Actualisé 02.12.2011 à 10:25

Prévention

Les alcootests obligatoires ne séduisent pas

Nicolas Sarkozy veut imposer un éthylotest dans chaque auto. En Suisse, l'idée ne fait pas l'unanimité.

de
Olivia Fuchs

«Ça va surtout donner bonne conscience au président français.» Magali Dubois, porte-­parole du Bureau de prévention des accidents, n'est pas convaincue par la mesure phare présentée mercredi par le chef de l'Etat français. L'éthylotest s'ajoutera aux gilets fluos et aux triangles de panne obligatoires à partir du printemps 2012 en France. Les touristes échapperaient à cette réglementation qui vise à se rapprocher de l'objectif de moins 3000 tués sur les routes.

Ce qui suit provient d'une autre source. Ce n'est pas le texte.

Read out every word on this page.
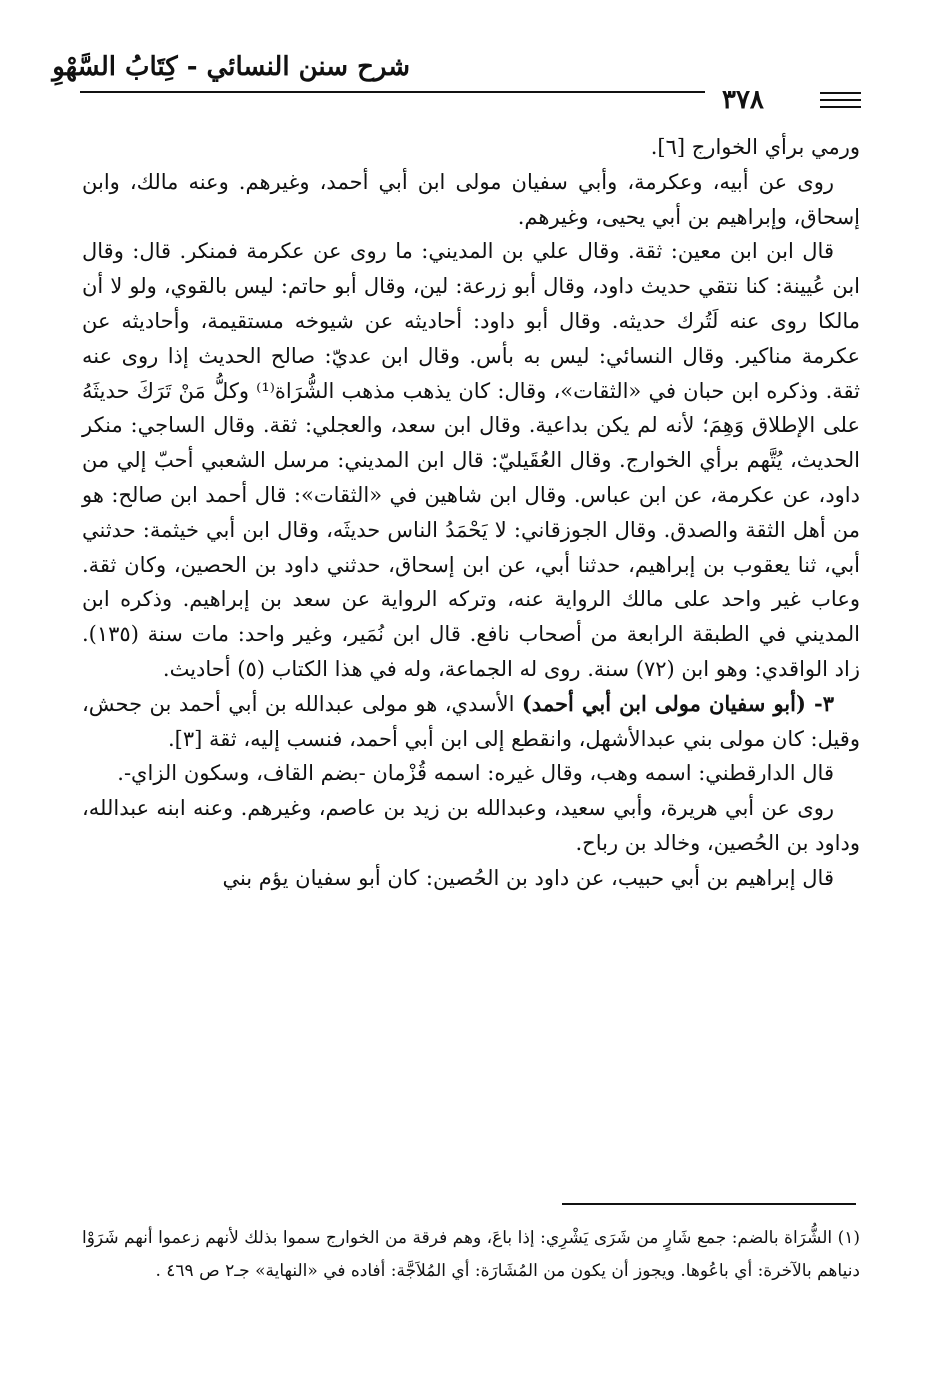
شرح سنن النسائي - كِتَابُ السَّهْوِ
٣٧٨

ورمي برأي الخوارج [٦].

روى عن أبيه، وعكرمة، وأبي سفيان مولى ابن أبي أحمد، وغيرهم. وعنه مالك، وابن إسحاق، وإبراهيم بن أبي يحيى، وغيرهم.

قال ابن ابن معين: ثقة. وقال علي بن المديني: ما روى عن عكرمة فمنكر. قال: وقال ابن عُيينة: كنا نتقي حديث داود، وقال أبو زرعة: لين، وقال أبو حاتم: ليس بالقوي، ولو لا أن مالكا روى عنه لَتُرك حديثه. وقال أبو داود: أحاديثه عن شيوخه مستقيمة، وأحاديثه عن عكرمة مناكير. وقال النسائي: ليس به بأس. وقال ابن عديّ: صالح الحديث إذا روى عنه ثقة. وذكره ابن حبان في «الثقات»، وقال: كان يذهب مذهب الشُّرَاة⁽¹⁾ وكلُّ مَنْ تَرَكَ حديثَهُ على الإطلاق وَهِمَ؛ لأنه لم يكن بداعية. وقال ابن سعد، والعجلي: ثقة. وقال الساجي: منكر الحديث، يُتَّهم برأي الخوارج. وقال العُقَيليّ: قال ابن المديني: مرسل الشعبي أحبّ إلي من داود، عن عكرمة، عن ابن عباس. وقال ابن شاهين في «الثقات»: قال أحمد ابن صالح: هو من أهل الثقة والصدق. وقال الجوزقاني: لا يَحْمَدُ الناس حديثَه، وقال ابن أبي خيثمة: حدثني أبي، ثنا يعقوب بن إبراهيم، حدثنا أبي، عن ابن إسحاق، حدثني داود بن الحصين، وكان ثقة. وعاب غير واحد على مالك الرواية عنه، وتركه الرواية عن سعد بن إبراهيم. وذكره ابن المديني في الطبقة الرابعة من أصحاب نافع. قال ابن نُمَير، وغير واحد: مات سنة (١٣٥). زاد الواقدي: وهو ابن (٧٢) سنة. روى له الجماعة، وله في هذا الكتاب (٥) أحاديث.

٣- (أبو سفيان مولى ابن أبي أحمد) الأسدي، هو مولى عبدالله بن أبي أحمد بن جحش، وقيل: كان مولى بني عبدالأشهل، وانقطع إلى ابن أبي أحمد، فنسب إليه، ثقة [٣].

قال الدارقطني: اسمه وهب، وقال غيره: اسمه قُزْمان -بضم القاف، وسكون الزاي-.

روى عن أبي هريرة، وأبي سعيد، وعبدالله بن زيد بن عاصم، وغيرهم. وعنه ابنه عبدالله، وداود بن الحُصين، وخالد بن رباح.

قال إبراهيم بن أبي حبيب، عن داود بن الحُصين: كان أبو سفيان يؤم بني

(١) الشُّرَاة بالضم: جمع شَارٍ من شَرَى يَشْرِي: إذا باعَ، وهم فرقة من الخوارج سموا بذلك لأنهم زعموا أنهم شَرَوْا دنياهم بالآخرة: أي باعُوها. ويجوز أن يكون من المُشَارَة: أي المُلاَجَّة: أفاده في «النهاية» جـ٢ ص ٤٦٩ .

En Suisse, cette idée ne séduit guère: «Il ne suffit pas d'avoir un alcootest dans l'auto pour réduire les accidents», estime Magali Dubois. «Nous sommes sceptiques quant à l'efficacité, car seule la prévention, associée à des mesures répressives, permettent d'obtenir de bons résultats en la matière», explique le porte-parole du TCS, Moreno Volpi. Même son de cloche du côté de la police cantonale vaudoise: «Il faut choisir entre boire et conduire», déclare Jean-Christophe Sauterel, en charge de la communication.

Reste qu'une disposition allant dans ce sens sera discutée fin décembre par le Conseil n­ational. Le programme «Via sicura», de l'Office fédéral des routes, vise notamment l'introduction d'«alcooblock» pour les chauffards. Ce dispositif empêche le démarrage de la voiture lorsque le conducteur a trop bu. «C'est un moyen plus restrictif pour les récidivistes», explique Magali ­Dubois.